Maurice Noël s’est joint à une cinquantaines de citoyens ayant porté plainte au parquet de Port-au-Prince contre les personnes accusées de détournement de fonds dans le résultat des deux Rapports rendus par les équipes dirigées par les sénateurs Latortue et Beauplan.
Dans la mesure où ces personnes comprennent que l’étau se resserre sur eux et que la roue de
la justice tourne inexorablement donnant chaque jour davantage d’ assurance que le procès PetroCaribe se profile à l’horizon, les actes d’agression risquent de se multiplier.

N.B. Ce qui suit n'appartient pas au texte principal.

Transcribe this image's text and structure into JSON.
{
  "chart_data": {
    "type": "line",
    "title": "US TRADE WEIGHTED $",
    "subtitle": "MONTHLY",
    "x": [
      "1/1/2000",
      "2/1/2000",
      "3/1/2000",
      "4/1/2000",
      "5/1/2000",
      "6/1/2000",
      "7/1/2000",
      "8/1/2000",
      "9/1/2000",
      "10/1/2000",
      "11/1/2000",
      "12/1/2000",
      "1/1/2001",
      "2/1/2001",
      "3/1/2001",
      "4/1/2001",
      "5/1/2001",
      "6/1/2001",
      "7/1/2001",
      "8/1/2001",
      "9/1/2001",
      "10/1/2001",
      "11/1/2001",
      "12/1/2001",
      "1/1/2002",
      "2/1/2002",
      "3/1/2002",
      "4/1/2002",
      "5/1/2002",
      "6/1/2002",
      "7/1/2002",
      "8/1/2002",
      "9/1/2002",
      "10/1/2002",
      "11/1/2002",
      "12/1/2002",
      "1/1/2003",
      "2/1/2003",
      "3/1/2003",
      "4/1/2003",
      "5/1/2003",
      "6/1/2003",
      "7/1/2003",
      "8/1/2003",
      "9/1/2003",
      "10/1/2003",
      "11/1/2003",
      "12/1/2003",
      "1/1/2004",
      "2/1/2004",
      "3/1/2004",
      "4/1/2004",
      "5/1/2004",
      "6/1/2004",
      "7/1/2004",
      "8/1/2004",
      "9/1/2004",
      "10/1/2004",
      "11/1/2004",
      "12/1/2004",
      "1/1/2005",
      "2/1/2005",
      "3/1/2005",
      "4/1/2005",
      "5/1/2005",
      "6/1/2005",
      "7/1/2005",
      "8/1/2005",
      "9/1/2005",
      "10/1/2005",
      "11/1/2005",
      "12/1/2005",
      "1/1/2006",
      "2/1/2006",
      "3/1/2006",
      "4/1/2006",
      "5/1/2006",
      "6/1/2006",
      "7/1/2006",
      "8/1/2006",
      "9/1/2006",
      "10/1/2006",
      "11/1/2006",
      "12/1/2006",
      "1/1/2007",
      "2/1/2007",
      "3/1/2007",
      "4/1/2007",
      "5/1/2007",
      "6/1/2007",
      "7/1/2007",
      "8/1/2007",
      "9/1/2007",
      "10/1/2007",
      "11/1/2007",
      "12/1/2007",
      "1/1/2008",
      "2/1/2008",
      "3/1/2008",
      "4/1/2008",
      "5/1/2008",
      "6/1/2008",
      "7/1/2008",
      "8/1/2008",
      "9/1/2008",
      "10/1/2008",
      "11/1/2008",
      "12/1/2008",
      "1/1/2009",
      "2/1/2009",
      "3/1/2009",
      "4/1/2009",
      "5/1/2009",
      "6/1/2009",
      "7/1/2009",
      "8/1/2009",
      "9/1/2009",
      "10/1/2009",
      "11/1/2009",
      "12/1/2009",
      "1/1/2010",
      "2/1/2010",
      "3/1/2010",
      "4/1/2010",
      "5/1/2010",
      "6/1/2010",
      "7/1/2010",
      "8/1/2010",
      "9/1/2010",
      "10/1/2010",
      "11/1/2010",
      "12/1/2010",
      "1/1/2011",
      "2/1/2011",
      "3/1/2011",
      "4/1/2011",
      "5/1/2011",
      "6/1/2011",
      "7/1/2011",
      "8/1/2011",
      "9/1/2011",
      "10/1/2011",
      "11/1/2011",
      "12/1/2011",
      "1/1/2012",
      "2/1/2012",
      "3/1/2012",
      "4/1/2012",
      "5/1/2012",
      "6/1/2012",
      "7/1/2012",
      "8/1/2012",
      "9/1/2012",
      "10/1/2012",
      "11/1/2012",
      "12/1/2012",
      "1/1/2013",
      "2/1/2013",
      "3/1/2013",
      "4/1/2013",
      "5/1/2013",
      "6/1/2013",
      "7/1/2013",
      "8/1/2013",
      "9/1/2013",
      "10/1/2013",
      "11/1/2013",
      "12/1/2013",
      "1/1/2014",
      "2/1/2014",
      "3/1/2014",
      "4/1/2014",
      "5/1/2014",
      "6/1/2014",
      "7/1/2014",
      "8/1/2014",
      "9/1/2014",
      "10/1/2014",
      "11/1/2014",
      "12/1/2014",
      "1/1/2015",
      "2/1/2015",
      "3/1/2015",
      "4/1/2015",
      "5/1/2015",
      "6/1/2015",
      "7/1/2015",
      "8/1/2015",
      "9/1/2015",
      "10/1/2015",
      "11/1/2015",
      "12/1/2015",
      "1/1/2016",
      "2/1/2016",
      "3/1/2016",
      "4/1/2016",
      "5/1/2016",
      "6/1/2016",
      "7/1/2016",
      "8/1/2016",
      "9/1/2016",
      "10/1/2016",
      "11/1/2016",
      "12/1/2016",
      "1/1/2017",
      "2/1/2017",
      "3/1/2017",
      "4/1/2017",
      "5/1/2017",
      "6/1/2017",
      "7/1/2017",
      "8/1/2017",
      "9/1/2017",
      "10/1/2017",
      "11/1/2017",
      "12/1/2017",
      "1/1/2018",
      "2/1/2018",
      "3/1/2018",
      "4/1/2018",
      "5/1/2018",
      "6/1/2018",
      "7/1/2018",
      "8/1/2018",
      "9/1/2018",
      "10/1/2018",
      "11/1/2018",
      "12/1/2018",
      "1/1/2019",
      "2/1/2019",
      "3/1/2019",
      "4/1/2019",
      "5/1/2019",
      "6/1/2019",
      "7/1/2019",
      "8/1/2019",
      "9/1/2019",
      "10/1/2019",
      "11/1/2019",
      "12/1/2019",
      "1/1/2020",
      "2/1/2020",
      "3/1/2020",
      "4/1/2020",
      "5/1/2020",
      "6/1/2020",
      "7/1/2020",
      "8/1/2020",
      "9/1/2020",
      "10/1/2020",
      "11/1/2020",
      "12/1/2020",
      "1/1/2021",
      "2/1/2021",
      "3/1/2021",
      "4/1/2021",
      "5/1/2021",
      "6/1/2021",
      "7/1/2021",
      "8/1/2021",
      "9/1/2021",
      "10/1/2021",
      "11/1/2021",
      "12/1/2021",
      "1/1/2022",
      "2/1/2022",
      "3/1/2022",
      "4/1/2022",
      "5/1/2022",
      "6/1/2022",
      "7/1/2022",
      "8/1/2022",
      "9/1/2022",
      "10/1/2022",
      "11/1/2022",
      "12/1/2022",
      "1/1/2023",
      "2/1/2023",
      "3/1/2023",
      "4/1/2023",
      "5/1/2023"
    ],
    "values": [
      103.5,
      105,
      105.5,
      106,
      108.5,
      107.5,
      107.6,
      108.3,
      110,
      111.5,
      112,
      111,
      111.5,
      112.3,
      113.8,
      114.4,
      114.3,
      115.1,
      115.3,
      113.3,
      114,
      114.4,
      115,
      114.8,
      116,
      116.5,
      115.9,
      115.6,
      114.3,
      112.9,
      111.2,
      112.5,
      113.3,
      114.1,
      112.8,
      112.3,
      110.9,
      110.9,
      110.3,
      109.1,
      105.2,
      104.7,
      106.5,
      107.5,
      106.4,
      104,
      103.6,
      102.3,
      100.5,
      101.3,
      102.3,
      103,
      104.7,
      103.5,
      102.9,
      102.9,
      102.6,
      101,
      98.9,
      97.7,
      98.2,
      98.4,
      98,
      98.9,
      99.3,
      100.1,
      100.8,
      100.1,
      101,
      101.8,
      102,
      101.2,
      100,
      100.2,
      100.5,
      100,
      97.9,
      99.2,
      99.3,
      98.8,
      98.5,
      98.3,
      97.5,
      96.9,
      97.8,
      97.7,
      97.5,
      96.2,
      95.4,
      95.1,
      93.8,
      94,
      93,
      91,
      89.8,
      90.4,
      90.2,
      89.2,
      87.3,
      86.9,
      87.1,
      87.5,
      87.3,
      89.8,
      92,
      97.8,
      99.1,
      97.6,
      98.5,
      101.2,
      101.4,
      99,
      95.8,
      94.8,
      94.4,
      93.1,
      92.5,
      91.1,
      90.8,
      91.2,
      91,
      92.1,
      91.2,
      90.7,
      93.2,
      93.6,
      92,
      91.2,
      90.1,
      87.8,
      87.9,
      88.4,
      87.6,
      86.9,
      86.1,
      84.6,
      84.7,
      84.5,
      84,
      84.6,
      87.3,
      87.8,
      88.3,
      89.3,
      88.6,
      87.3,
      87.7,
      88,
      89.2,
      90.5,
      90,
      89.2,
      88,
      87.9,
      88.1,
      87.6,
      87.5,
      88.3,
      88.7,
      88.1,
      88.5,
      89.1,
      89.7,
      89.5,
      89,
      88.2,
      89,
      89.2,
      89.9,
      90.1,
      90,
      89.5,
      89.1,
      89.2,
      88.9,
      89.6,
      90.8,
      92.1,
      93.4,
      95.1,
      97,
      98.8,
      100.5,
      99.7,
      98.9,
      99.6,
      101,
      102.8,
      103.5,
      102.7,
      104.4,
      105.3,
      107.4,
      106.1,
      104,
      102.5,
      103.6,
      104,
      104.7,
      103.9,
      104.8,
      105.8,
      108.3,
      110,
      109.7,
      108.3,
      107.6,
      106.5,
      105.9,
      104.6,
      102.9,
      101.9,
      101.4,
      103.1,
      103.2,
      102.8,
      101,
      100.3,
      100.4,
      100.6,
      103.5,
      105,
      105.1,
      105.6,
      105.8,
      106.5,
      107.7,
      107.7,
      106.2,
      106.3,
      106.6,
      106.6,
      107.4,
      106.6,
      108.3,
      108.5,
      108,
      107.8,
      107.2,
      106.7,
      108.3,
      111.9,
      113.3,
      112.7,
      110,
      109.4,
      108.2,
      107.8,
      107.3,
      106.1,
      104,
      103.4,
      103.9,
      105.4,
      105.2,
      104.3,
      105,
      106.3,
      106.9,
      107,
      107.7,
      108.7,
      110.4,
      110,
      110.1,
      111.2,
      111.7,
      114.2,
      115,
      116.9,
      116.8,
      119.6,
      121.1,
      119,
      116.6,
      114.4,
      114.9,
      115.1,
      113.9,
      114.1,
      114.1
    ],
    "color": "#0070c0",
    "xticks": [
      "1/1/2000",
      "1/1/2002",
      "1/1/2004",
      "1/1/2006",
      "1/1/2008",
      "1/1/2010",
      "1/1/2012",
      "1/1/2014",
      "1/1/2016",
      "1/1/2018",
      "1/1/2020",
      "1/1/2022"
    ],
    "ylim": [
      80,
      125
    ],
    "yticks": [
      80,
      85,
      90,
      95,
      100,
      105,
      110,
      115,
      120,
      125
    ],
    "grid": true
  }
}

Dans de telles conditions, il importe de surveiller de près l’attitude des autorités du pays, particulièrement le président Jovenel Moïse, à l’égard ces attaques et quelles stratégies elles comptent déployer pour freiner l’action de ces criminels. Surtout que M. Moïse vient de déclarer à Lima, Pérou, que toutes les institutions du pays sont mobilisées dans la lutte contre la corruption et l’impunité. À moins que la dilapidation du fonds PetroCaribe ne constitue pas un tel crime.